Characterizing when one algorithm is better than the other can be done either theoretically using mathematics or empirically by building implementations. Theorems are only as valid as the assumptions on which they are based. Similarly, empirical investigations are only as good as the suite of test cases and the actual implementations of the algorithms. It is easy to disprove a conjecture that one algorithm is better than another for some class of problems by showing a counterexample, but it is much more difficult to prove such a conjecture.


If there is a solution on the first branch searched, then the time complexity is linear in the length of the path; it considers only those elements on the path, along with their siblings. The worst-case complexity is infinite. Depth-first search can get trapped on infinite branches and never find a solution, even if one exists, for infinite graphs or for graphs with loops. If the graph is a finite tree, with the forward branching factor bounded by b and depth n, the worst-case complexity is O(bn).


figures/ch03/delgr-cyclic.png
Figure 3.6: A graph, with cycles, for the delivery robot domain. Edges of the form X <--> Y means there is an arc from X to Y and an arc from Y to X. That is, ⟨X,Y⟩ ∈A and ⟨Y,X⟩ ∈A.

Example 3.8: Consider a modification of the delivery graph, in which the agent has much more freedom in moving between locations. The new graph is presented in Figure 3.6. An infinite path leads from ts to mail, back to ts, back to mail, and so forth. As presented, depth-first search follows this path forever, never considering alternative paths from b3 or o109. The frontiers for the first five iterations of the path-finding search algorithm using depth-first search are
[⟨o103⟩]
[⟨o103,ts⟩, ⟨o103,b3⟩, ⟨o103,o109⟩]
[⟨o103,ts,mail⟩, ⟨o103,ts,o103⟩, ⟨o103,b3⟩, ⟨o103,o109⟩]
[⟨o103,ts,mail,ts⟩, ⟨o103,ts,o103⟩, ⟨o103,b3⟩, ⟨o103,o109⟩]
[⟨o103,ts,mail,ts,mail⟩, ⟨o103,ts,mail,ts,o103⟩, ⟨o103,ts,o103⟩,
      ⟨o103,b3⟩, ⟨o103,o109⟩]

Depth-first search can be improved by not considering paths with cycles.

Because depth-first search is sensitive to the order in which the neighbors are added to the frontier, care must be taken to do it sensibly.
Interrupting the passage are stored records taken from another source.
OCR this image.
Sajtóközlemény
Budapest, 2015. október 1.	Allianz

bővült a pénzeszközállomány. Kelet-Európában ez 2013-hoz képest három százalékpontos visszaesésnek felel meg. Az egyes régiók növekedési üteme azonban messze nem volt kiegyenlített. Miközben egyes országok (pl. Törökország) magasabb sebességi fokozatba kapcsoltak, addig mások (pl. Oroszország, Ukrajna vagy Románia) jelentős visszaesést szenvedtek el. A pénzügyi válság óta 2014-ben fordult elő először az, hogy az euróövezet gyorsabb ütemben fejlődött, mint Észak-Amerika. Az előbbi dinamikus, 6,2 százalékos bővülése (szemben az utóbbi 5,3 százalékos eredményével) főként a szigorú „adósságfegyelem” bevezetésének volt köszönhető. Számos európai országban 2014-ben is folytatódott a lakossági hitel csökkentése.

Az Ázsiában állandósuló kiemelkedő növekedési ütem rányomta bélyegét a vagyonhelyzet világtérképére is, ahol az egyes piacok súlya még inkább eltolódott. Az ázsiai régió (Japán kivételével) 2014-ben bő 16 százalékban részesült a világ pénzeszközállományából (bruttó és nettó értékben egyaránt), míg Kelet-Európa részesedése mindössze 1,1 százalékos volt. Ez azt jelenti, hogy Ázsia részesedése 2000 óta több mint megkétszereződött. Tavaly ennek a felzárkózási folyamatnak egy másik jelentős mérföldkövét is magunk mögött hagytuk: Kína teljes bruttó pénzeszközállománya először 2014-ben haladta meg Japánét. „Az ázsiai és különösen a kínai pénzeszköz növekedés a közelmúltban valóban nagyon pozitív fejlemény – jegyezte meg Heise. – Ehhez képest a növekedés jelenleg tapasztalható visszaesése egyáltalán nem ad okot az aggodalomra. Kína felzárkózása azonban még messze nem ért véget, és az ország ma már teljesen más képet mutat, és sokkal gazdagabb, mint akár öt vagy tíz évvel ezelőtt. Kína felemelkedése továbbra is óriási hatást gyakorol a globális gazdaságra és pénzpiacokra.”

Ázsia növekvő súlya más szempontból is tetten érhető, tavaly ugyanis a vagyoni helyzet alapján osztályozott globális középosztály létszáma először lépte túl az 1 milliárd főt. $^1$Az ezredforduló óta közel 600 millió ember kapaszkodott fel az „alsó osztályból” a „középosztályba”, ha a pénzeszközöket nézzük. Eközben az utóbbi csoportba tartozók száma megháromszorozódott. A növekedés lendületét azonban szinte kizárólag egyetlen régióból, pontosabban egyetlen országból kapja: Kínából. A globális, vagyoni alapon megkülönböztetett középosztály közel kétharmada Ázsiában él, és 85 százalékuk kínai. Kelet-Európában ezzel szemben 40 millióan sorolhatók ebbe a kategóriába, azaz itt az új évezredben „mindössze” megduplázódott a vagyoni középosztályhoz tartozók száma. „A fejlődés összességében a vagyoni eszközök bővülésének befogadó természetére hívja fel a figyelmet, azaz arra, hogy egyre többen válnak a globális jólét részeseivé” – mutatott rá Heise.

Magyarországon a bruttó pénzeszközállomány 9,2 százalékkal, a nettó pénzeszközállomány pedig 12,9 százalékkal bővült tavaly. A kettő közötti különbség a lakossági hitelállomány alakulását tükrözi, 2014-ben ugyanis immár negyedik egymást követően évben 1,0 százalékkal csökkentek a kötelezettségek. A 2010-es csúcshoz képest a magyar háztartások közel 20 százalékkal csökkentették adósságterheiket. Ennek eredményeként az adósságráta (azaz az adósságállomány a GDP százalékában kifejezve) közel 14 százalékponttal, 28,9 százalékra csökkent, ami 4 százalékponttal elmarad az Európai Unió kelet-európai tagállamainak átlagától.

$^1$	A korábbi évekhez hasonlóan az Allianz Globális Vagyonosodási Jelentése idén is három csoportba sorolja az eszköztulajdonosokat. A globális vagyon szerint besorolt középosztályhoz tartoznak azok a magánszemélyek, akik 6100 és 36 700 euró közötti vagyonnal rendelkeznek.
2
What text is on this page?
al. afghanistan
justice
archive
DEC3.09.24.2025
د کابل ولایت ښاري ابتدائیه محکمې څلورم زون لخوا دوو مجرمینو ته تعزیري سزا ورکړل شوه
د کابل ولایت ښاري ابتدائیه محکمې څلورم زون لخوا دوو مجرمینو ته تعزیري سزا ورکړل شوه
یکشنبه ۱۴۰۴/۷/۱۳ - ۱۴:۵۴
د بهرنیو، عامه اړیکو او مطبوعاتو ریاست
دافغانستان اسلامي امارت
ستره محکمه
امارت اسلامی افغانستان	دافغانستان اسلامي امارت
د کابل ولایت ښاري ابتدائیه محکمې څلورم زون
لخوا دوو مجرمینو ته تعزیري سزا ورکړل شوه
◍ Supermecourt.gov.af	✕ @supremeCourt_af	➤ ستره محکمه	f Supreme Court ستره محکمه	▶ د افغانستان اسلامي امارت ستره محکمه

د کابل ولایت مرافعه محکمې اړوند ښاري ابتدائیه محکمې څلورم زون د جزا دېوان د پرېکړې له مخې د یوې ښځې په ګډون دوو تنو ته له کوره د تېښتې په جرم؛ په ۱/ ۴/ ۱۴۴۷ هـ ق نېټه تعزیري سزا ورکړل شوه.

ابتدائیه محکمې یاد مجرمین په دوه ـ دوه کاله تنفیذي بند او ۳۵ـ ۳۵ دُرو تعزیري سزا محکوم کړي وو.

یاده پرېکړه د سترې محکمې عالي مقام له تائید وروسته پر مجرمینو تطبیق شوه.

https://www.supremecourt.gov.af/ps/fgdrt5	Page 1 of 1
This ordering can be done statically (so that the order of the neighbors is fixed) or dynamically (where the ordering of the neighbors depends on the goal).

Depth-first search is appropriate when either

  • space is restricted;
  • many solutions exist, perhaps with long path lengths, particularly for the case where nearly all paths lead to a solution; or
  • the order of the neighbors of a node are added to the stack can be tuned so that solutions are found on the first try.

It is a poor method when

  • it is possible to get caught in infinite paths; this occurs when the graph is infinite or when there are cycles in the graph; or
  • solutions exist at shallow depth, because in this case the search may look at many long paths before finding the short solutions.

Depth-first search is the basis for a number of other algorithms, such as iterative deepening.